The Clunker Problem 
The PaceSetters Database uses a formula, or model, to pick stocks. Nobody analyzes a company’s products, competitive position, or other business and economic trends to choose the stocks. Although the PaceSetters’ formula produces remarkable results on average, it, like all models, can come up with some real clunkers. For instance, August’s number three pick was Jakks Pacific. The toy maker’s stock recently dropped 39 percent in three days when the company said current quarter earnings would come in below analysts’ forecasts.

The clunker problem is magnified when, as in this case, the model produces a long buy list. Many of us are not in a position to buy 23 stocks. Cutting the list down to a manageable size without increasing the risk to unacceptable levels is a challenge. Grinde suggests picking stocks starting from the bottom of the list.
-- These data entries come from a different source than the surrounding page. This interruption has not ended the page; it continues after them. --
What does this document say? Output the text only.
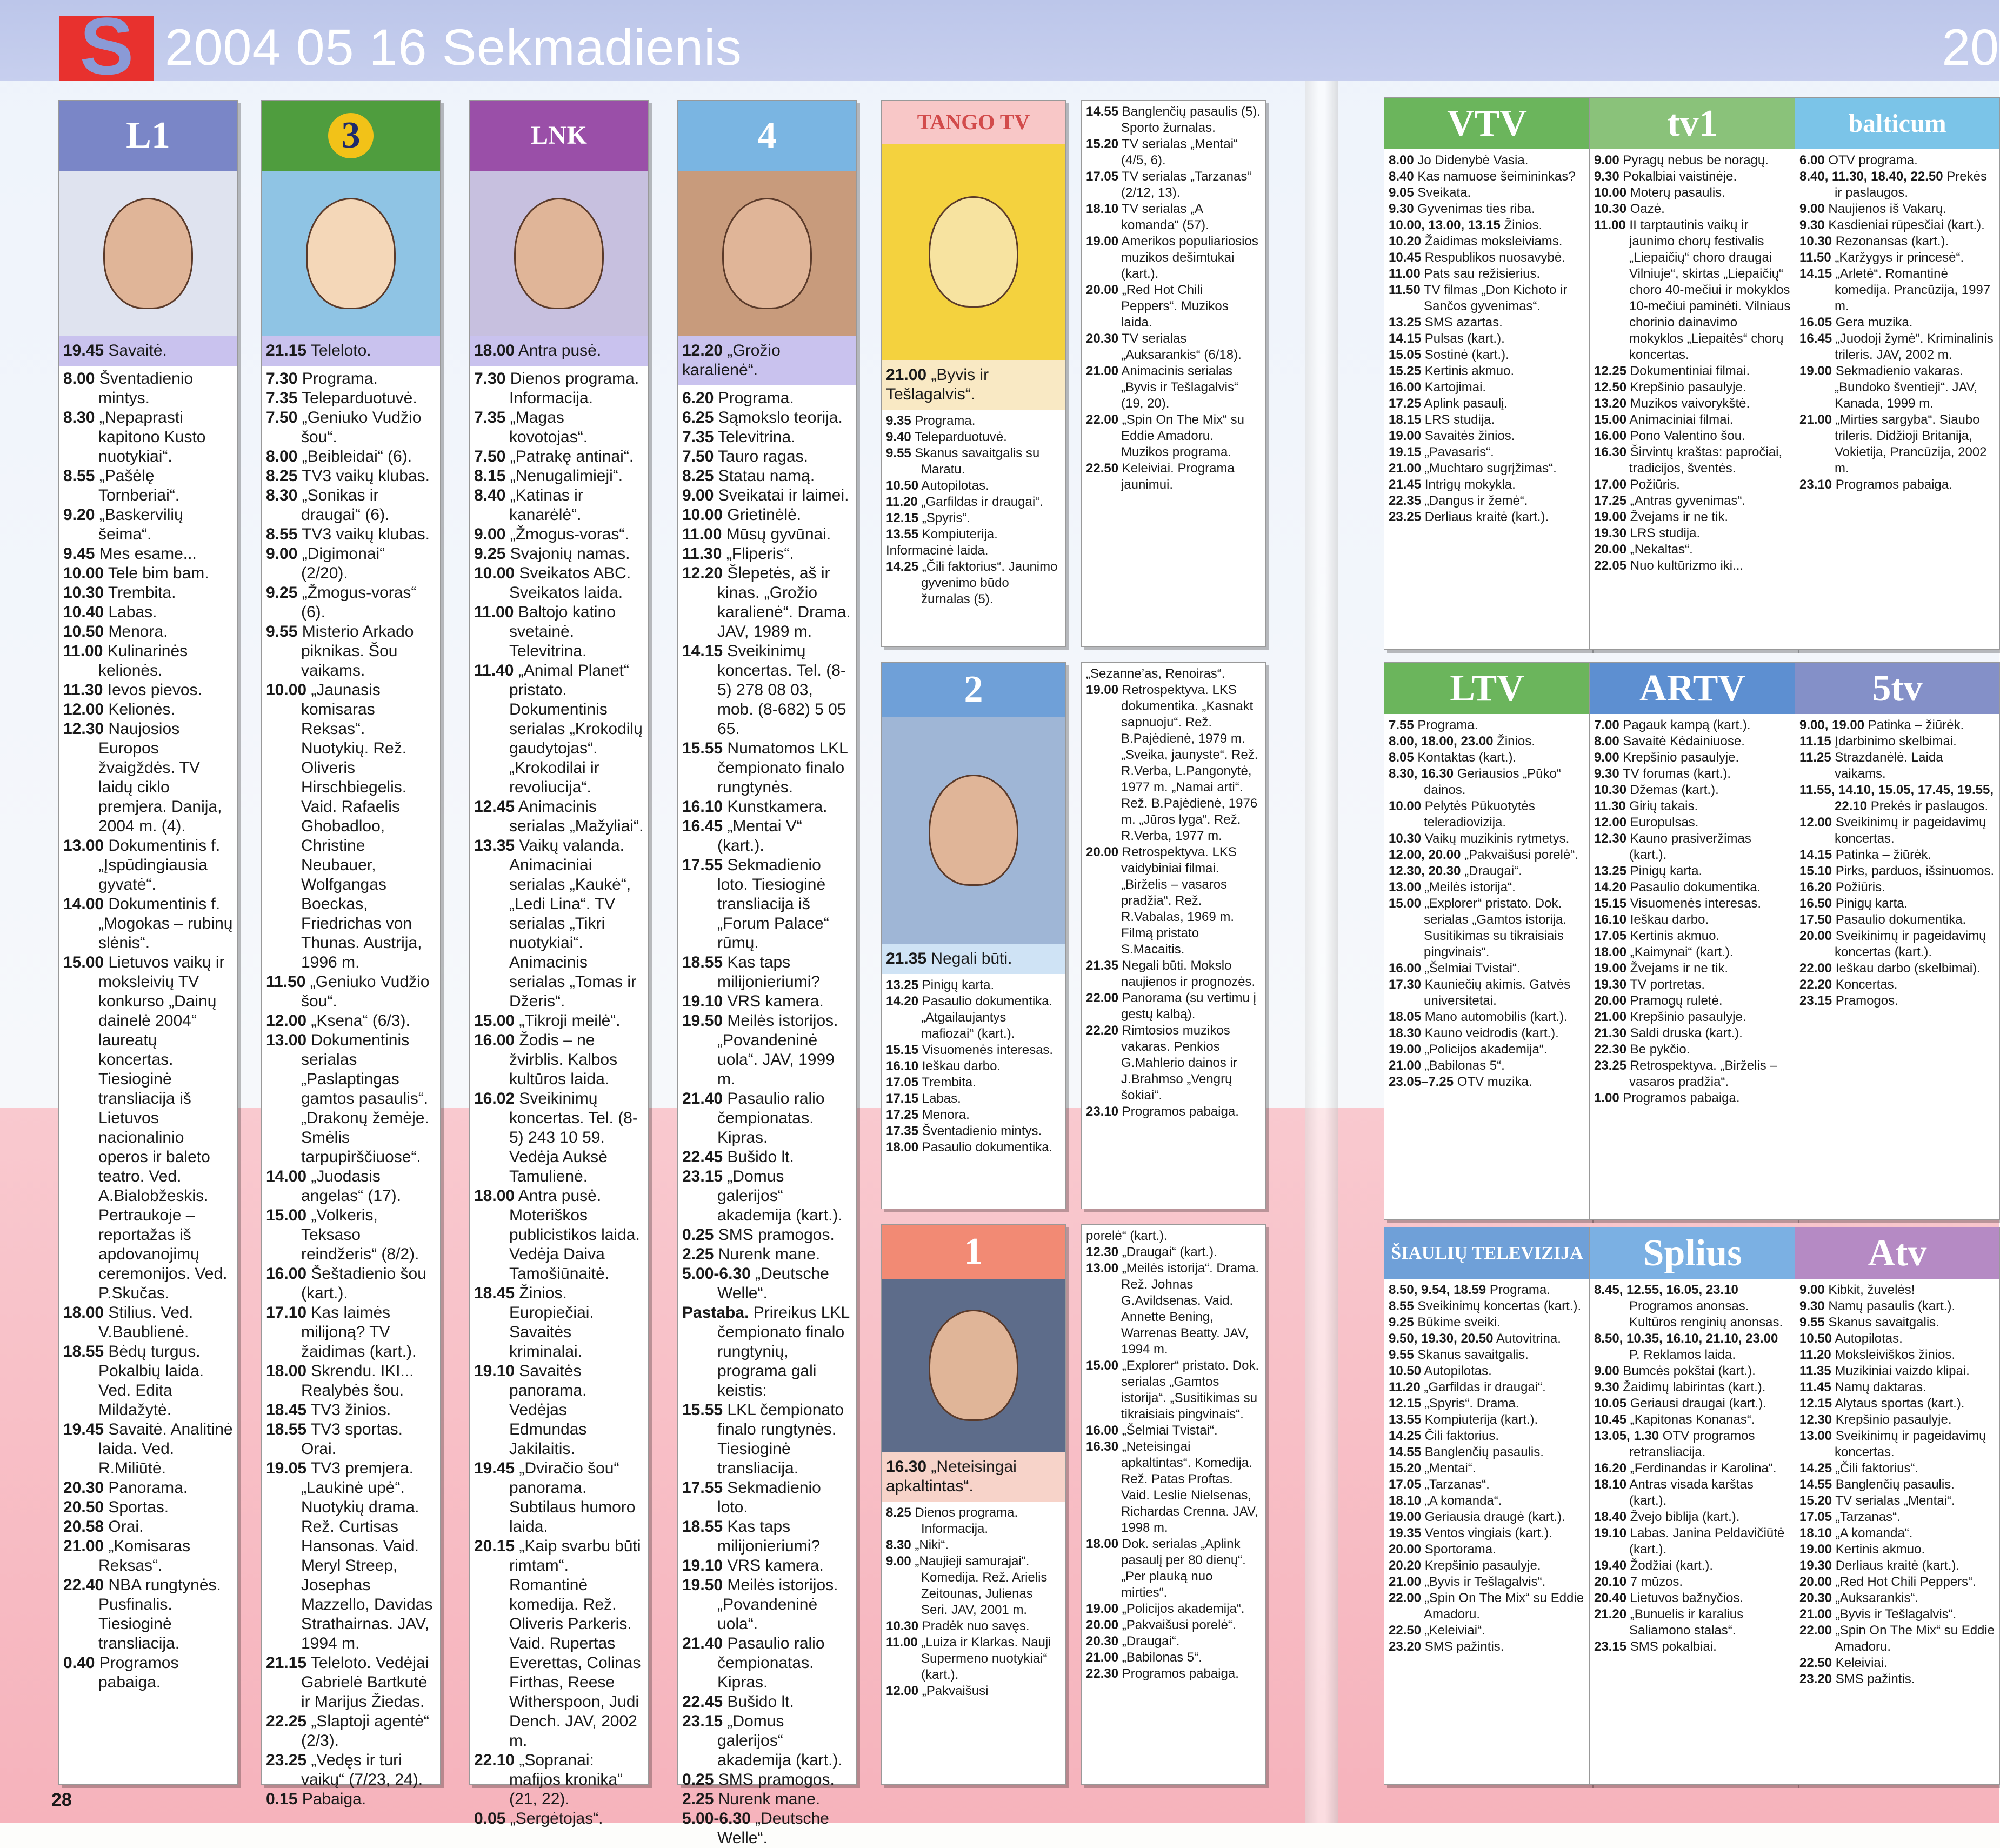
S 2004 05 16 Sekmadienis	20
28
L1
19.45 Savaitė.
8.00 Šventadienio mintys.
8.30 „Nepaprasti kapitono Kusto nuotykiai“.
8.55 „Pašėlę Tornberiai“.
9.20 „Baskervilių šeima“.
9.45 Mes esame...
10.00 Tele bim bam.
10.30 Trembita.
10.40 Labas.
10.50 Menora.
11.00 Kulinarinės kelionės.
11.30 Ievos pievos.
12.00 Kelionės.
12.30 Naujosios Europos žvaigždės. TV laidų ciklo premjera. Danija, 2004 m. (4).
13.00 Dokumentinis f. „Įspūdingiausia gyvatė“.
14.00 Dokumentinis f. „Mogokas – rubinų slėnis“.
15.00 Lietuvos vaikų ir moksleivių TV konkurso „Dainų dainelė 2004“ laureatų koncertas. Tiesioginė transliacija iš Lietuvos nacionalinio operos ir baleto teatro. Ved. A.Bialobžeskis. Pertraukoje – reportažas iš apdovanojimų ceremonijos. Ved. P.Skučas.
18.00 Stilius. Ved. V.Baublienė.
18.55 Bėdų turgus. Pokalbių laida. Ved. Edita Mildažytė.
19.45 Savaitė. Analitinė laida. Ved. R.Miliūtė.
20.30 Panorama.
20.50 Sportas.
20.58 Orai.
21.00 „Komisaras Reksas“.
22.40 NBA rungtynės. Pusfinalis. Tiesioginė transliacija.
0.40 Programos pabaiga.
3
21.15 Teleloto.
7.30 Programa.
7.35 Teleparduotuvė.
7.50 „Geniuko Vudžio šou“.
8.00 „Beibleidai“ (6).
8.25 TV3 vaikų klubas.
8.30 „Sonikas ir draugai“ (6).
8.55 TV3 vaikų klubas.
9.00 „Digimonai“ (2/20).
9.25 „Žmogus-voras“ (6).
9.55 Misterio Arkado piknikas. Šou vaikams.
10.00 „Jaunasis komisaras Reksas“. Nuotykių. Rež. Oliveris Hirschbiegelis. Vaid. Rafaelis Ghobadloo, Christine Neubauer, Wolfgangas Boeckas, Friedrichas von Thunas. Austrija, 1996 m.
11.50 „Geniuko Vudžio šou“.
12.00 „Ksena“ (6/3).
13.00 Dokumentinis serialas „Paslaptingas gamtos pasaulis“. „Drakonų žemėje. Smėlis tarpupirščiuose“.
14.00 „Juodasis angelas“ (17).
15.00 „Volkeris, Teksaso reindžeris“ (8/2).
16.00 Šeštadienio šou (kart.).
17.10 Kas laimės milijoną? TV žaidimas (kart.).
18.00 Skrendu. IKI... Realybės šou.
18.45 TV3 žinios.
18.55 TV3 sportas. Orai.
19.05 TV3 premjera. „Laukinė upė“. Nuotykių drama. Rež. Curtisas Hansonas. Vaid. Meryl Streep, Josephas Mazzello, Davidas Strathairnas. JAV, 1994 m.
21.15 Teleloto. Vedėjai Gabrielė Bartkutė ir Marijus Žiedas.
22.25 „Slaptoji agentė“ (2/3).
23.25 „Vedęs ir turi vaikų“ (7/23, 24).
0.15 Pabaiga.
LNK
18.00 Antra pusė.
7.30 Dienos programa. Informacija.
7.35 „Magas kovotojas“.
7.50 „Patrakę antinai“.
8.15 „Nenugalimieji“.
8.40 „Katinas ir kanarėlė“.
9.00 „Žmogus-voras“.
9.25 Svajonių namas.
10.00 Sveikatos ABC. Sveikatos laida.
11.00 Baltojo katino svetainė. Televitrina.
11.40 „Animal Planet“ pristato. Dokumentinis serialas „Krokodilų gaudytojas“. „Krokodilai ir revoliucija“.
12.45 Animacinis serialas „Mažyliai“.
13.35 Vaikų valanda. Animaciniai serialas „Kaukė“, „Ledi Lina“. TV serialas „Tikri nuotykiai“. Animacinis serialas „Tomas ir Džeris“.
15.00 „Tikroji meilė“.
16.00 Žodis – ne žvirblis. Kalbos kultūros laida.
16.02 Sveikinimų koncertas. Tel. (8-5) 243 10 59. Vedėja Auksė Tamulienė.
18.00 Antra pusė. Moteriškos publicistikos laida. Vedėja Daiva Tamošiūnaitė.
18.45 Žinios. Europiečiai. Savaitės kriminalai.
19.10 Savaitės panorama. Vedėjas Edmundas Jakilaitis.
19.45 „Dviračio šou“ panorama. Subtilaus humoro laida.
20.15 „Kaip svarbu būti rimtam“. Romantinė komedija. Rež. Oliveris Parkeris. Vaid. Rupertas Everettas, Colinas Firthas, Reese Witherspoon, Judi Dench. JAV, 2002 m.
22.10 „Sopranai: mafijos kronika“ (21, 22).
0.05 „Sergėtojas“.
4
12.20 „Grožio karalienė“.
6.20 Programa.
6.25 Sąmokslo teorija.
7.35 Televitrina.
7.50 Tauro ragas.
8.25 Statau namą.
9.00 Sveikatai ir laimei.
10.00 Grietinėlė.
11.00 Mūsų gyvūnai.
11.30 „Fliperis“.
12.20 Šlepetės, aš ir kinas. „Grožio karalienė“. Drama. JAV, 1989 m.
14.15 Sveikinimų koncertas. Tel. (8-5) 278 08 03, mob. (8-682) 5 05 65.
15.55 Numatomos LKL čempionato finalo rungtynės.
16.10 Kunstkamera.
16.45 „Mentai V“ (kart.).
17.55 Sekmadienio loto. Tiesioginė transliacija iš „Forum Palace“ rūmų.
18.55 Kas taps milijonieriumi?
19.10 VRS kamera.
19.50 Meilės istorijos. „Povandeninė uola“. JAV, 1999 m.
21.40 Pasaulio ralio čempionatas. Kipras.
22.45 Bušido lt.
23.15 „Domus galerijos“ akademija (kart.).
0.25 SMS pramogos.
2.25 Nurenk mane.
5.00-6.30 „Deutsche Welle“.
Pastaba. Prireikus LKL čempionato finalo rungtynių, programa gali keistis:
15.55 LKL čempionato finalo rungtynės. Tiesioginė transliacija.
17.55 Sekmadienio loto.
18.55 Kas taps milijonieriumi?
19.10 VRS kamera.
19.50 Meilės istorijos. „Povandeninė uola“.
21.40 Pasaulio ralio čempionatas. Kipras.
22.45 Bušido lt.
23.15 „Domus galerijos“ akademija (kart.).
0.25 SMS pramogos.
2.25 Nurenk mane.
5.00-6.30 „Deutsche Welle“.
TANGO TV
21.00 „Byvis ir Tešlagalvis“.
9.35 Programa.
9.40 Teleparduotuvė.
9.55 Skanus savaitgalis su Maratu.
10.50 Autopilotas.
11.20 „Garfildas ir draugai“.
12.15 „Spyris“.
13.55 Kompiuterija.
Informacinė laida.
14.25 „Čili faktorius“. Jaunimo gyvenimo būdo žurnalas (5).
14.55 Banglenčių pasaulis (5). Sporto žurnalas.
15.20 TV serialas „Mentai“ (4/5, 6).
17.05 TV serialas „Tarzanas“ (2/12, 13).
18.10 TV serialas „A komanda“ (57).
19.00 Amerikos populiariosios muzikos dešimtukai (kart.).
20.00 „Red Hot Chili Peppers“. Muzikos laida.
20.30 TV serialas „Auksarankis“ (6/18).
21.00 Animacinis serialas „Byvis ir Tešlagalvis“ (19, 20).
22.00 „Spin On The Mix“ su Eddie Amadoru. Muzikos programa.
22.50 Keleiviai. Programa jaunimui.
2
21.35 Negali būti.
13.25 Pinigų karta.
14.20 Pasaulio dokumentika. „Atgailaujantys mafiozai“ (kart.).
15.15 Visuomenės interesas.
16.10 Ieškau darbo.
17.05 Trembita.
17.15 Labas.
17.25 Menora.
17.35 Šventadienio mintys.
18.00 Pasaulio dokumentika.
„Sezanne’as, Renoiras“.
19.00 Retrospektyva. LKS dokumentika. „Kasnakt sapnuoju“. Rež. B.Pajėdienė, 1979 m. „Sveika, jaunyste“. Rež. R.Verba, L.Pangonytė, 1977 m. „Namai arti“. Rež. B.Pajėdienė, 1976 m. „Jūros lyga“. Rež. R.Verba, 1977 m.
20.00 Retrospektyva. LKS vaidybiniai filmai. „Birželis – vasaros pradžia“. Rež. R.Vabalas, 1969 m. Filmą pristato S.Macaitis.
21.35 Negali būti. Mokslo naujienos ir prognozės.
22.00 Panorama (su vertimu į gestų kalbą).
22.20 Rimtosios muzikos vakaras. Penkios G.Mahlerio dainos ir J.Brahmso „Vengrų šokiai“.
23.10 Programos pabaiga.
1
16.30 „Neteisingai apkaltintas“.
8.25 Dienos programa. Informacija.
8.30 „Niki“.
9.00 „Naujieji samurajai“. Komedija. Rež. Arielis Zeitounas, Julienas Seri. JAV, 2001 m.
10.30 Pradėk nuo savęs.
11.00 „Luiza ir Klarkas. Nauji Supermeno nuotykiai“ (kart.).
12.00 „Pakvaišusi
porelė“ (kart.).
12.30 „Draugai“ (kart.).
13.00 „Meilės istorija“. Drama. Rež. Johnas G.Avildsenas. Vaid. Annette Bening, Warrenas Beatty. JAV, 1994 m.
15.00 „Explorer“ pristato. Dok. serialas „Gamtos istorija“. „Susitikimas su tikraisiais pingvinais“.
16.00 „Šelmiai Tvistai“.
16.30 „Neteisingai apkaltintas“. Komedija. Rež. Patas Proftas. Vaid. Leslie Nielsenas, Richardas Crenna. JAV, 1998 m.
18.00 Dok. serialas „Aplink pasaulį per 80 dienų“. „Per plauką nuo mirties“.
19.00 „Policijos akademija“.
20.00 „Pakvaišusi porelė“.
20.30 „Draugai“.
21.00 „Babilonas 5“.
22.30 Programos pabaiga.
VTV
8.00 Jo Didenybė Vasia.
8.40 Kas namuose šeimininkas?
9.05 Sveikata.
9.30 Gyvenimas ties riba.
10.00, 13.00, 13.15 Žinios.
10.20 Žaidimas moksleiviams.
10.45 Respublikos nuosavybė.
11.00 Pats sau režisierius.
11.50 TV filmas „Don Kichoto ir Sančos gyvenimas“.
13.25 SMS azartas.
14.15 Pulsas (kart.).
15.05 Sostinė (kart.).
15.25 Kertinis akmuo.
16.00 Kartojimai.
17.25 Aplink pasaulį.
18.15 LRS studija.
19.00 Savaitės žinios.
19.15 „Pavasaris“.
21.00 „Muchtaro sugrįžimas“.
21.45 Intrigų mokykla.
22.35 „Dangus ir žemė“.
23.25 Derliaus kraitė (kart.).
tv1
9.00 Pyragų nebus be noragų.
9.30 Pokalbiai vaistinėje.
10.00 Moterų pasaulis.
10.30 Oazė.
11.00 II tarptautinis vaikų ir jaunimo chorų festivalis „Liepaičių“ choro draugai Vilniuje“, skirtas „Liepaičių“ choro 40-mečiui ir mokyklos 10-mečiui paminėti. Vilniaus chorinio dainavimo mokyklos „Liepaitės“ chorų koncertas.
12.25 Dokumentiniai filmai.
12.50 Krepšinio pasaulyje.
13.20 Muzikos vaivorykštė.
15.00 Animaciniai filmai.
16.00 Pono Valentino šou.
16.30 Širvintų kraštas: papročiai, tradicijos, šventės.
17.00 Požiūris.
17.25 „Antras gyvenimas“.
19.00 Žvejams ir ne tik.
19.30 LRS studija.
20.00 „Nekaltas“.
22.05 Nuo kultūrizmo iki...
balticum
6.00 OTV programa.
8.40, 11.30, 18.40, 22.50 Prekės ir paslaugos.
9.00 Naujienos iš Vakarų.
9.30 Kasdieniai rūpesčiai (kart.).
10.30 Rezonansas (kart.).
11.50 „Karžygys ir princesė“.
14.15 „Arletė“. Romantinė komedija. Prancūzija, 1997 m.
16.05 Gera muzika.
16.45 „Juodoji žymė“. Kriminalinis trileris. JAV, 2002 m.
19.00 Sekmadienio vakaras. „Bundoko šventieji“. JAV, Kanada, 1999 m.
21.00 „Mirties sargyba“. Siaubo trileris. Didžioji Britanija, Vokietija, Prancūzija, 2002 m.
23.10 Programos pabaiga.
LTV
7.55 Programa.
8.00, 18.00, 23.00 Žinios.
8.05 Kontaktas (kart.).
8.30, 16.30 Geriausios „Pūko“ dainos.
10.00 Pelytės Pūkuotytės teleradiovizija.
10.30 Vaikų muzikinis rytmetys.
12.00, 20.00 „Pakvaišusi porelė“.
12.30, 20.30 „Draugai“.
13.00 „Meilės istorija“.
15.00 „Explorer“ pristato. Dok. serialas „Gamtos istorija. Susitikimas su tikraisiais pingvinais“.
16.00 „Šelmiai Tvistai“.
17.30 Kauniečių akimis. Gatvės universitetai.
18.05 Mano automobilis (kart.).
18.30 Kauno veidrodis (kart.).
19.00 „Policijos akademija“.
21.00 „Babilonas 5“.
23.05–7.25 OTV muzika.
ARTV
7.00 Pagauk kampą (kart.).
8.00 Savaitė Kėdainiuose.
9.00 Krepšinio pasaulyje.
9.30 TV forumas (kart.).
10.30 Džemas (kart.).
11.30 Girių takais.
12.00 Europulsas.
12.30 Kauno prasiveržimas (kart.).
13.25 Pinigų karta.
14.20 Pasaulio dokumentika.
15.15 Visuomenės interesas.
16.10 Ieškau darbo.
17.05 Kertinis akmuo.
18.00 „Kaimynai“ (kart.).
19.00 Žvejams ir ne tik.
19.30 TV portretas.
20.00 Pramogų ruletė.
21.00 Krepšinio pasaulyje.
21.30 Saldi druska (kart.).
22.30 Be pykčio.
23.25 Retrospektyva. „Birželis – vasaros pradžia“.
1.00 Programos pabaiga.
5tv
9.00, 19.00 Patinka – žiūrėk.
11.15 Įdarbinimo skelbimai.
11.25 Strazdanėlė. Laida vaikams.
11.55, 14.10, 15.05, 17.45, 19.55, 22.10 Prekės ir paslaugos.
12.00 Sveikinimų ir pageidavimų koncertas.
14.15 Patinka – žiūrėk.
15.10 Pirks, parduos, išsinuomos.
16.20 Požiūris.
16.50 Pinigų karta.
17.50 Pasaulio dokumentika.
20.00 Sveikinimų ir pageidavimų koncertas (kart.).
22.00 Ieškau darbo (skelbimai).
22.20 Koncertas.
23.15 Pramogos.
ŠIAULIŲ TELEVIZIJA
8.50, 9.54, 18.59 Programa.
8.55 Sveikinimų koncertas (kart.).
9.25 Būkime sveiki.
9.50, 19.30, 20.50 Autovitrina.
9.55 Skanus savaitgalis.
10.50 Autopilotas.
11.20 „Garfildas ir draugai“.
12.15 „Spyris“. Drama.
13.55 Kompiuterija (kart.).
14.25 Čili faktorius.
14.55 Banglenčių pasaulis.
15.20 „Mentai“.
17.05 „Tarzanas“.
18.10 „A komanda“.
19.00 Geriausia draugė (kart.).
19.35 Ventos vingiais (kart.).
20.00 Sportorama.
20.20 Krepšinio pasaulyje.
21.00 „Byvis ir Tešlagalvis“.
22.00 „Spin On The Mix“ su Eddie Amadoru.
22.50 „Keleiviai“.
23.20 SMS pažintis.
Splius
8.45, 12.55, 16.05, 23.10 Programos anonsas. Kultūros renginių anonsas.
8.50, 10.35, 16.10, 21.10, 23.00 P. Reklamos laida.
9.00 Bumcės pokštai (kart.).
9.30 Žaidimų labirintas (kart.).
10.05 Geriausi draugai (kart.).
10.45 „Kapitonas Konanas“.
13.05, 1.30 OTV programos retransliacija.
16.20 „Ferdinandas ir Karolina“.
18.10 Antras visada karštas (kart.).
18.40 Žvejo biblija (kart.).
19.10 Labas. Janina Peldavičiūtė (kart.).
19.40 Žodžiai (kart.).
20.10 7 mūzos.
20.40 Lietuvos bažnyčios.
21.20 „Bunuelis ir karalius Saliamono stalas“.
23.15 SMS pokalbiai.
Atv
9.00 Kibkit, žuvelės!
9.30 Namų pasaulis (kart.).
9.55 Skanus savaitgalis.
10.50 Autopilotas.
11.20 Moksleiviškos žinios.
11.35 Muzikiniai vaizdo klipai.
11.45 Namų daktaras.
12.15 Alytaus sportas (kart.).
12.30 Krepšinio pasaulyje.
13.00 Sveikinimų ir pageidavimų koncertas.
14.25 „Čili faktorius“.
14.55 Banglenčių pasaulis.
15.20 TV serialas „Mentai“.
17.05 „Tarzanas“.
18.10 „A komanda“.
19.00 Kertinis akmuo.
19.30 Derliaus kraitė (kart.).
20.00 „Red Hot Chili Peppers“.
20.30 „Auksarankis“.
21.00 „Byvis ir Tešlagalvis“.
22.00 „Spin On The Mix“ su Eddie Amadoru.
22.50 Keleiviai.
23.20 SMS pažintis.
He says the PaceSetters’ list is sorted by price/earnings ratio. The stocks with the lowest PEs are listed at the top. Conventional wisdom says lower PE stocks are safer, and therefore, better investments than overpriced, high PE stocks. According to Grinde, that timeworn cliché doesn’t work. He says stocks at the bottom of the list, the high PE stocks, have outperformed the list as a whole, especially in recent years.

That’s a start, but your best bet is to consider stocks at either end of the PaceSetters list as investment candidates worthy of further research, not as a buy list.